Lithuania Protests Russian Aggression by Banning Display of Letter 'Z'

Lithuania Bans "Z" Symbol Russia Ukraine War
Lithuania banned public displays of the pro-Russian "Z" symbol on Tuesday. T-shirts bearing the symbol are pictured in this photo at a shop in Moscow, Russia, on April 4, 2022. ALEXANDER NEMENOV/AFP/Getty

Lithuania has banned displays of the letter "Z" in a show of support for Ukraine in its war with Russia.

"Z" has become a well-known symbol of Russian solidarity since the invasion of Ukraine, although the letter is not part of Russia's Cyrillic alphabet. On Tuesday, Lithuania's parliament voted to ban public displays of the letter and other pro-Russia symbols, according to Reuters.

In addition to "Z," the ban included the black and orange ribbon of Saint George, which became popular among pro-Russia separatists in eastern Ukraine in 2014. Displays of the letter "V" were also banned, according to Lithuanian National Radio and Television.
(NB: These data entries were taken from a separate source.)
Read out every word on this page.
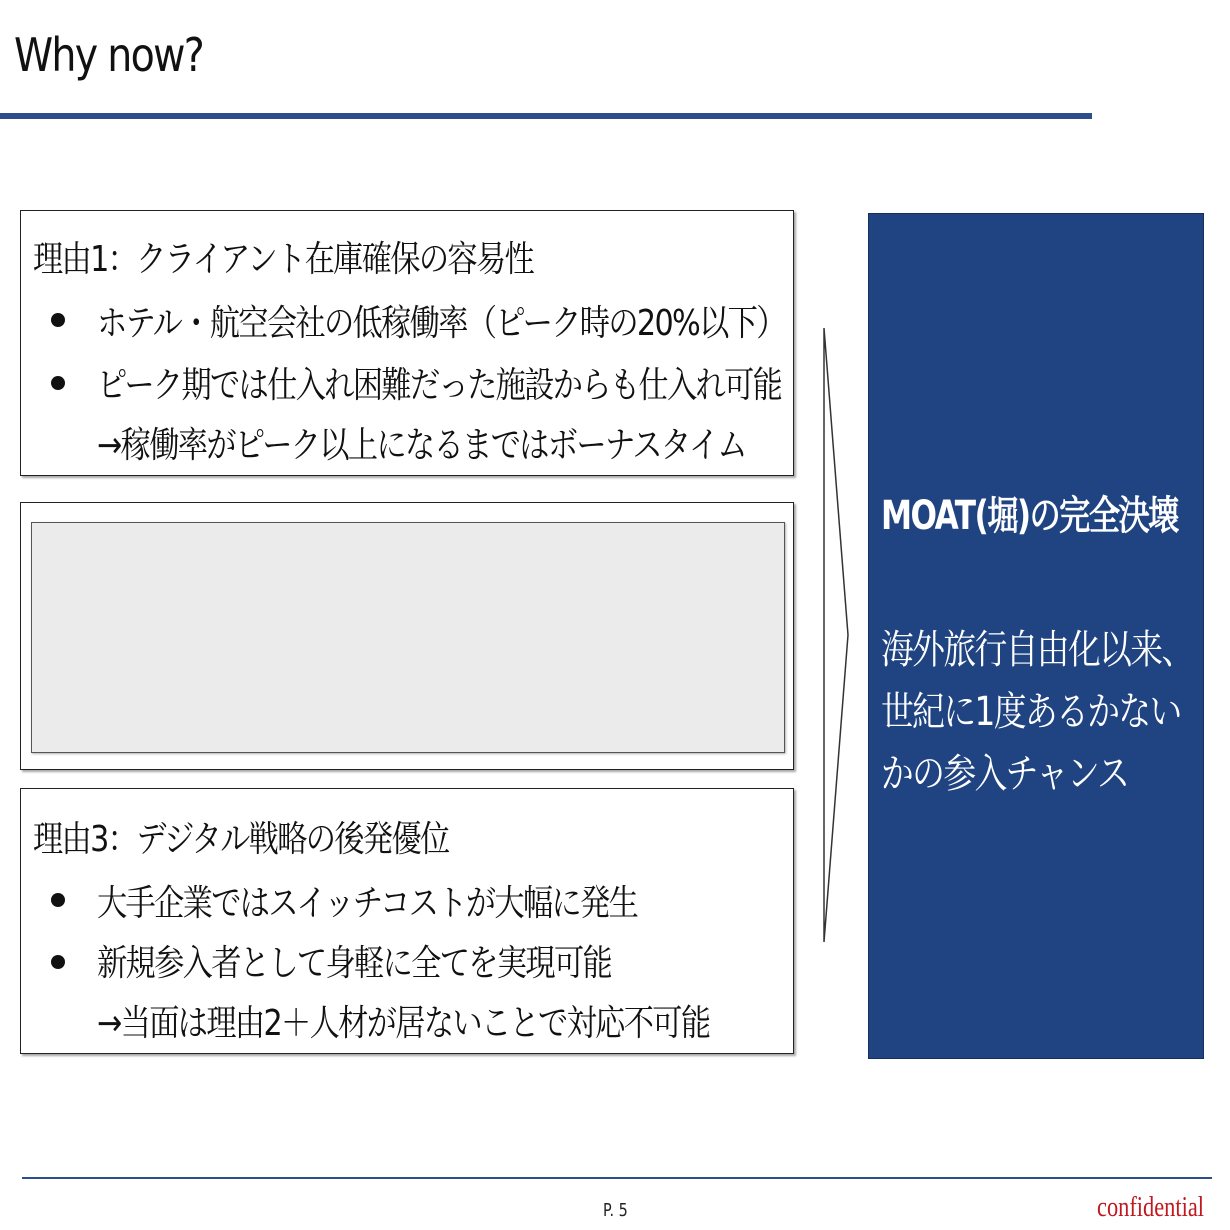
Why now?
理由1：クライアント在庫確保の容易性
ホテル・航空会社の低稼働率（ピーク時の20%以下）
ピーク期では仕入れ困難だった施設からも仕入れ可能
→稼働率がピーク以上になるまではボーナスタイム
理由3：デジタル戦略の後発優位
大手企業ではスイッチコストが大幅に発生
新規参入者として身軽に全てを実現可能
→当面は理由2＋人材が居ないことで対応不可能
MOAT(堀)の完全決壊
海外旅行自由化以来、
世紀に1度あるかない
かの参入チャンス
P. 5	confidential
The pro-Russia symbols were added to an existing law that banned symbols associated with Nazi Germany and the Soviet Union. Those who violate the ban could be punished by fines of up to 900 euros ($971) for an individual or 1,500 euros ($1,619) for a company.

Similar bans are in place in Latvia and Moldova, while other restrictive measures against the "Z" symbol exist in several other countries and local jurisdictions. In parts of Germany, using the letter to support Russia is punishable by up to three years in prison.

Late last month, Ukrainian Minister of Foreign Affairs Dmytro Kuleba called for all countries to criminalize the letter as a symbol of support for the Russian invasion.

"I call on all states to criminalize the use of the 'Z' symbol as a way to publicly support Russia's war of aggression against Ukraine," Kuleba tweeted on March 28. "'Z' means Russian war crimes, bombed out cities, thousands of murdered Ukrainians. Public support of this barbarism must be forbidden."

While "Z" recently became heavily associated with the Russian military due in part to it appearing on vehicles that invaded Ukraine, few seem to agree on the meaning behind the symbol.

Theories have alternatively cast the symbol as a reference to Nazis, Ukrainian President Volodymyr Zelensky or the Russian terms "Za pobedy" [for victory] and "Zapad" [West].

A Russian news presenter suggested on Monday that that symbol was meant to represent two number 7s—marking 77 years since the Russian Victory Day parade that followed the end of World War II.

Some have claimed that the Russian military using the symbol also served a functional purpose, such as a method to communicate between units or to avoid friendly fire by helping soldiers differentiate their vehicles from Ukrainian forces.

"Often these symbols will be location-based—they will be communicating where a unit is heading," professor Michael Clarke, former director of the think tank Rusi, told Sky News last month. "They are probably signs which tell you which units are heading to the northeast or northwest of a district, for example."

Newsweek reached out to the Washington, D.C.-based embassies of Lithuania, Ukraine and Russia for comment.